Client-authenticated TLS handshake

The following full example shows a client being authenticated (in addition to the server as in the example above) via TLS using certificates exchanged between both peers.

  1. Negotiation Phase:
    • A client sends a ClientHello message specifying the highest TLS protocol version it supports, a random number, a list of suggested cipher suites and compression methods.
    • The server responds with a ServerHello message, containing the chosen protocol version, a random number, cipher suite and compression method from the choices offered by the client. The server may also send a session id as part of the message to perform a resumed handshake.
    • The server sends its Certificate message (depending on the selected cipher suite, this may be omitted by the server).
    • The server sends its ServerKeyExchange message (depending on the selected cipher suite, this may be omitted by the server). This message is sent for all DHE and DH_anon ciphersuites.
    • The server sends a CertificateRequest message, to request a certificate from the client so that the connection can be mutually authenticated.
    • The server sends a ServerHelloDone message, indicating it is done with handshake negotiation.
    • The client responds with a Certificate message, which contains the client’s certificate.
    • The client sends a ClientKeyExchange message, which may contain a PreMasterSecret, public key, or nothing. (Again, this depends on the selected cipher.) This PreMasterSecret is encrypted using the public key of the server certificate.
    • The client sends a CertificateVerify message, which is a signature over the previous handshake messages using the client’s certificate’s private key.
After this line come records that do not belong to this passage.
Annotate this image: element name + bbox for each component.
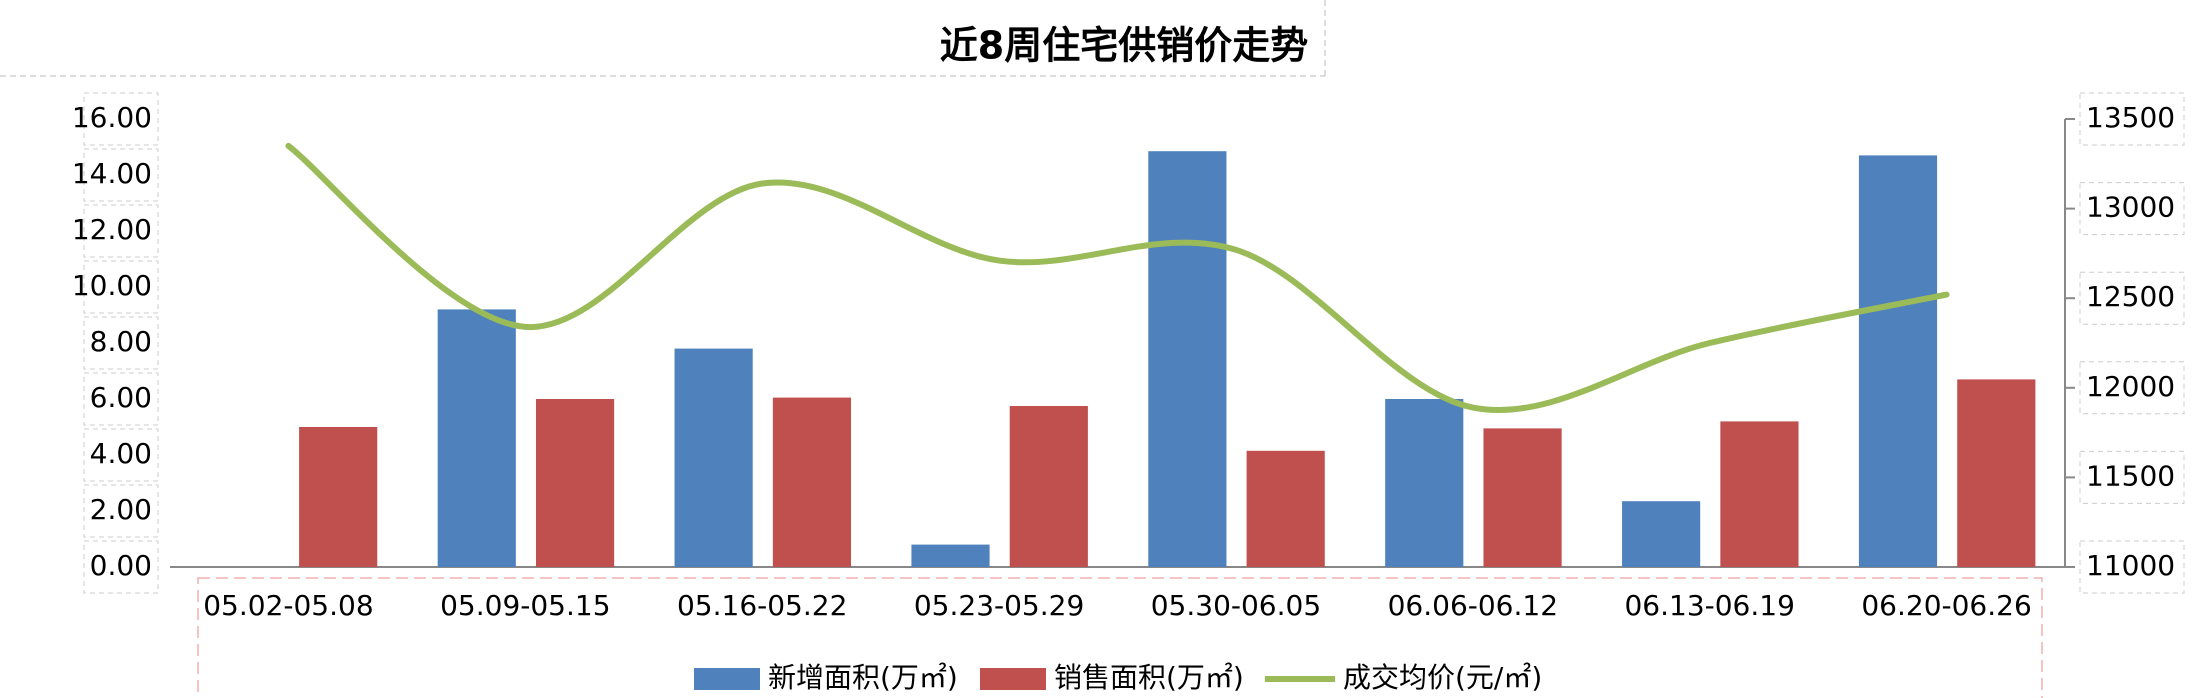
y-tick-label: 10.00 (72, 269, 152, 302)
y2-tick-label: 13500 (2086, 101, 2175, 134)
bar (1858, 155, 1938, 567)
tick-label-box (83, 148, 159, 202)
tick-label-box (83, 484, 159, 538)
bar (772, 397, 852, 567)
axis-label-box (197, 577, 2043, 698)
bar (911, 544, 990, 567)
legend-swatch (694, 668, 760, 690)
y-tick-label: 16.00 (72, 101, 152, 134)
chart-title: 近8周住宅供销价走势 (940, 24, 1308, 68)
legend-label: 销售面积(万㎡) (1054, 661, 1244, 694)
y2-tick-label: 12000 (2086, 370, 2175, 403)
y-tick-label: 12.00 (72, 213, 152, 246)
bar (1957, 379, 2036, 567)
bar (299, 427, 378, 567)
tick-label-box (83, 316, 159, 370)
y-tick-label: 6.00 (90, 381, 152, 414)
legend-swatch (980, 668, 1046, 690)
bar (535, 399, 615, 567)
bar (1246, 450, 1325, 567)
x-tick-label: 06.13-06.19 (1624, 589, 1794, 622)
tick-label-box (83, 372, 159, 426)
tick-label-box (83, 260, 159, 314)
tick-label-box (2079, 540, 2185, 594)
bar (1720, 421, 1799, 567)
y-tick-label: 0.00 (90, 549, 152, 582)
x-tick-label: 05.02-05.08 (203, 589, 373, 622)
bar (1385, 399, 1464, 567)
x-tick-label: 05.23-05.29 (914, 589, 1084, 622)
y-tick-label: 4.00 (90, 437, 152, 470)
tick-label-box (83, 92, 159, 146)
legend-label: 成交均价(元/㎡) (1343, 661, 1542, 694)
bar (1009, 406, 1088, 567)
bar (1483, 428, 1562, 567)
y-tick-label: 8.00 (90, 325, 152, 358)
y-tick-label: 2.00 (90, 493, 152, 526)
y-tick-label: 14.00 (72, 157, 152, 190)
bar (1622, 501, 1701, 567)
tick-label-box (83, 428, 159, 482)
legend-label: 新增面积(万㎡) (768, 661, 958, 694)
y2-tick-label: 11000 (2086, 549, 2175, 582)
bar (674, 348, 753, 567)
x-tick-label: 06.06-06.12 (1388, 589, 1558, 622)
tick-label-box (2079, 361, 2185, 415)
tick-label-box (2079, 92, 2185, 146)
tick-label-box (2079, 271, 2185, 325)
x-tick-label: 05.16-05.22 (677, 589, 847, 622)
tick-label-box (2079, 182, 2185, 236)
y2-tick-label: 13000 (2086, 191, 2175, 224)
line (285, 142, 1950, 413)
x-tick-label: 05.30-06.05 (1151, 589, 1321, 622)
bar (437, 309, 516, 567)
x-tick-label: 05.09-05.15 (440, 589, 610, 622)
bar (1148, 151, 1227, 567)
y2-tick-label: 12500 (2086, 280, 2175, 313)
y2-tick-label: 11500 (2086, 459, 2175, 492)
tick-label-box (83, 204, 159, 258)
tick-label-box (83, 540, 159, 594)
tick-label-box (2079, 450, 2185, 504)
x-tick-label: 06.20-06.26 (1861, 589, 2031, 622)
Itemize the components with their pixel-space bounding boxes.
This signature can be verified by using the client’s certificate’s public key. This lets the server know that the client has access to the private key of the certificate and thus owns the certificate.
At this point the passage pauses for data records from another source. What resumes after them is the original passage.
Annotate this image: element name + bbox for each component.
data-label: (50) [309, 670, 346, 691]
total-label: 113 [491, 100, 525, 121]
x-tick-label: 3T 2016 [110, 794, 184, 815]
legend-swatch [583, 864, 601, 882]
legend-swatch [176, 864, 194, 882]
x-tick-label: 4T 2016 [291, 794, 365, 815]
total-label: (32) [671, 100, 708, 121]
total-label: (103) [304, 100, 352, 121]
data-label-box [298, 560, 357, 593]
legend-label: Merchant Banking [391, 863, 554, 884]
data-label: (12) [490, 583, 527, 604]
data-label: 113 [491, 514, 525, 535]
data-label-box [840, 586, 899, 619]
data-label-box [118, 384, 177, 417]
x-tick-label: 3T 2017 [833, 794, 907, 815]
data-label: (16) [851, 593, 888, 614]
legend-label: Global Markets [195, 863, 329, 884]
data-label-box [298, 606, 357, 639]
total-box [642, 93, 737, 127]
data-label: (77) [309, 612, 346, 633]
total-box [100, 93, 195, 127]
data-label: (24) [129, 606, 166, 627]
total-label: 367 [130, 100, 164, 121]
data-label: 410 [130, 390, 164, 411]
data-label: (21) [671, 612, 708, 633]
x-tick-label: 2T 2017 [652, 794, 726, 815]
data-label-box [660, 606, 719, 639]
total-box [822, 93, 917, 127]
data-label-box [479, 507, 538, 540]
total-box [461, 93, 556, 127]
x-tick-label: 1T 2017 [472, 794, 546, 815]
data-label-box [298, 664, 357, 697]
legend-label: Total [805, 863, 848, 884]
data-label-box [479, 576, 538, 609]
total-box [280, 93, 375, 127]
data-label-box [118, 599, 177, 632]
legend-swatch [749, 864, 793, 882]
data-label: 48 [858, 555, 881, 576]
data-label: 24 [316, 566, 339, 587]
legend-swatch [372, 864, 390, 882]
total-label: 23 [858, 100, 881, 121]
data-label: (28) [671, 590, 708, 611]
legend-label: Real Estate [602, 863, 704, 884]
    • The client and server then use the random numbers and PreMasterSecret to compute a common secret, called the “master secret”. All other key data for this connection is derived from this master secret (and the client- and server-generated random values), which is passed through a carefully designed pseudorandom function.
  2. The client now sends a ChangeCipherSpec record, essentially telling the server, “Everything I tell you from now on will be authenticated (and encrypted if encryption was negotiated). ” The ChangeCipherSpec is itself a record-level protocol and has type 20 and not 22.
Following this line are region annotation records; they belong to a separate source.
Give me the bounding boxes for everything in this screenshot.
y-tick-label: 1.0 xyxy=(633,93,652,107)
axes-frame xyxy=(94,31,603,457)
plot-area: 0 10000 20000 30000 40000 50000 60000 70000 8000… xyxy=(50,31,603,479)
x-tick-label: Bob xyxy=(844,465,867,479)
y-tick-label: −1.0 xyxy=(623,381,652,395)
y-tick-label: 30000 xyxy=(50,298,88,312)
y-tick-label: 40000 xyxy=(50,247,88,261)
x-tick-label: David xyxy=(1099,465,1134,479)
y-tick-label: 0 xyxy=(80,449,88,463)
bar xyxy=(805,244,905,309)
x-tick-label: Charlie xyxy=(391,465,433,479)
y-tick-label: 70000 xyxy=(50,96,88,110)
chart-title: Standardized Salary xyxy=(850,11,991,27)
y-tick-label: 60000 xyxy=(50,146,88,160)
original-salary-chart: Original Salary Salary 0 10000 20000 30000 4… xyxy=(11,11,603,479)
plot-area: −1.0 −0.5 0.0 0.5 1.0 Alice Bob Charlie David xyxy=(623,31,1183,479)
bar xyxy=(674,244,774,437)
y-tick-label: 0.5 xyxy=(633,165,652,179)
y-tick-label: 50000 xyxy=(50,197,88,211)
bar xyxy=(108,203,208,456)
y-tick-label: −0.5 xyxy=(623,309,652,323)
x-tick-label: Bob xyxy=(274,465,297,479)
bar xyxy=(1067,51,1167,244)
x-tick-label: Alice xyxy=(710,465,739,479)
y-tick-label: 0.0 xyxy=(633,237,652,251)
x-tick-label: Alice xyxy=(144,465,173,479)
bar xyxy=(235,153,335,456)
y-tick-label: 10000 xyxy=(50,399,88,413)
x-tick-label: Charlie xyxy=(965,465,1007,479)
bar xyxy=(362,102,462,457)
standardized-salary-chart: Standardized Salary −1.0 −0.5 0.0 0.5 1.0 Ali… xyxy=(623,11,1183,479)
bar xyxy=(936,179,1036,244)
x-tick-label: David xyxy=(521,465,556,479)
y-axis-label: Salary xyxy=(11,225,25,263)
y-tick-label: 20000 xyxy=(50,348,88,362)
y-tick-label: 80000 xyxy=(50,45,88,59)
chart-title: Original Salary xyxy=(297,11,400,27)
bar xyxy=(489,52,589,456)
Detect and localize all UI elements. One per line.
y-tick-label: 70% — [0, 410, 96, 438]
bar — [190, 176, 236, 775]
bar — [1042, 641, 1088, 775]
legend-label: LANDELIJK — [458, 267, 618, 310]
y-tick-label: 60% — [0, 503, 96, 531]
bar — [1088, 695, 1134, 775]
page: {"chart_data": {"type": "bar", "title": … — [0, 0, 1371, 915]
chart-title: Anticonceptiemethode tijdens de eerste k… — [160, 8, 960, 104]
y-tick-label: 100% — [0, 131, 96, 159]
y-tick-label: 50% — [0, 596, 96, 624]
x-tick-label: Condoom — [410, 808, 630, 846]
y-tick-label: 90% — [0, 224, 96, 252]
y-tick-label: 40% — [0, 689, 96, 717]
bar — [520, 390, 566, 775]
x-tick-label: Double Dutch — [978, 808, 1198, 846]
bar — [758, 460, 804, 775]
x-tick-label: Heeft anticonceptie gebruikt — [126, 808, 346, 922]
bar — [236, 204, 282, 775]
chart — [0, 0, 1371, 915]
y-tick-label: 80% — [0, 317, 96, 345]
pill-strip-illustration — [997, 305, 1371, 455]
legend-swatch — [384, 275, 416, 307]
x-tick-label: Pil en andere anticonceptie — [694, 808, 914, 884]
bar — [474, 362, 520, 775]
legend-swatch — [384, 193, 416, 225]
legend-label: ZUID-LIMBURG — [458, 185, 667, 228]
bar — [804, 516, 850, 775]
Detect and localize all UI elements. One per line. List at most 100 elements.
    • Finally, the client sends an encrypted Finished message, containing a hash and MAC over the previous handshake messages.
    • The server will attempt to decrypt the client’s Finished message and verify the hash and MAC. If the decryption or verification fails, the handshake is considered to have failed and the connection should be torn down.
  3. Finally, the server sends a ChangeCipherSpec, telling the client, “Everything I tell you from now on will be authenticated (and encrypted if encryption was negotiated). “
    • The server sends its own encrypted Finished message.
    • The client performs the same decryption and verification procedure as the server did in the previous step.
  4. Application phase: at this point, the “handshake” is complete and the application protocol is enabled, with content type of 23. Application messages exchanged between client and server will also be encrypted exactly like in their Finished message.

After successful authentication and generating the pre-master secrets/master secrets, a change cipher spec message will be sent by both client and server indicating that the rest of the communication will be encrypted.

The Finished message will immediately follow the change cipher spec message. This will be the first message encrypted with the negotiated algorithms. Application data will be transferred only after both parties send the finished message and verifying the content of the message.